Feller Olivier · Nationalrat · 2021-09-27
Feller Olivier · Nationalrat · Waadt · FDP-Liberale Fraktion · 2021-09-27
Wortprotokoll
Je déclare mes liens d'intérêts: sur le plan professionnel, je dirige la Chambre vaudoise immobilière et je suis secrétaire général de la Fédération romande immobilière.
Je représente ce soir la minorité de la Commission de l'économie et des redevances qui vous propose de rejeter la motion.
Nous sommes tout d'abord animés par un motif formel. La motion demande au Conseil fédéral de soumettre au Parlement, sous la forme d'un message, l'avant-projet de [PAGE 1934] révision de la lex Koller qu'il avait mis en consultation en mars 2017. On peut se demander s'il est vraiment licite, s'il est vraiment légitime de demander au gouvernement de soumettre au Parlement un message qui reprendrait mot pour mot un avant-projet mis en consultation il y a plus de quatre ans, sans que le Conseil fédéral puisse y intégrer les remarques faites par les partenaires sollicités pendant la procédure de consultation. En d'autres termes, on empêche le Conseil fédéral d'avoir une appréciation personnelle sur la base des réponses enregistrées pendant la consultation sur l'avant-projet tel qu'il avait été mis en consultation. Cela pose un problème institutionnel et formel.
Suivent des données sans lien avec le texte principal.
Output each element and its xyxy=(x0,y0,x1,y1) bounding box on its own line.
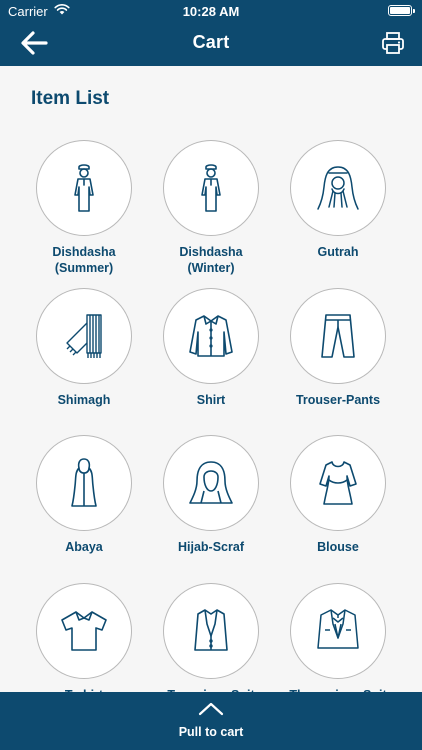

Le second problème posé par cette motion est d'ordre politique. Au fond, l'avant-projet a été mis en consultation il y a plus de quatre ans et l'écrasante majorité des acteurs, des forces vives qui ont été consultés, a rejeté la révision. Quand je parle de forces vives, il ne s'agit pas seulement des mouvements de pensée que les mauvaises langues qualifient parfois de lobbys, mais également d'une claire majorité des cantons. Les cantons, les acteurs associatifs et les partis politiques du pays ne veulent pas de cette révision et donc, à juste titre, le Conseil fédéral a écouté les partenaires et s'est dit: "Nous n'allons pas soumettre cet avant-projet au Parlement sous la forme d'un message." Les procédures de consultation sont un élément essentiel du régime de la démocratie semi-directe. Au travers des consultations, le gouvernement peut connaître l'appréciation des associations, des partis politiques et des cantons, de manière à ce que les messages transmis au Parlement reflètent ce qui est susceptible de devenir une majorité parlementaire, puis une majorité populaire en cas de référendum.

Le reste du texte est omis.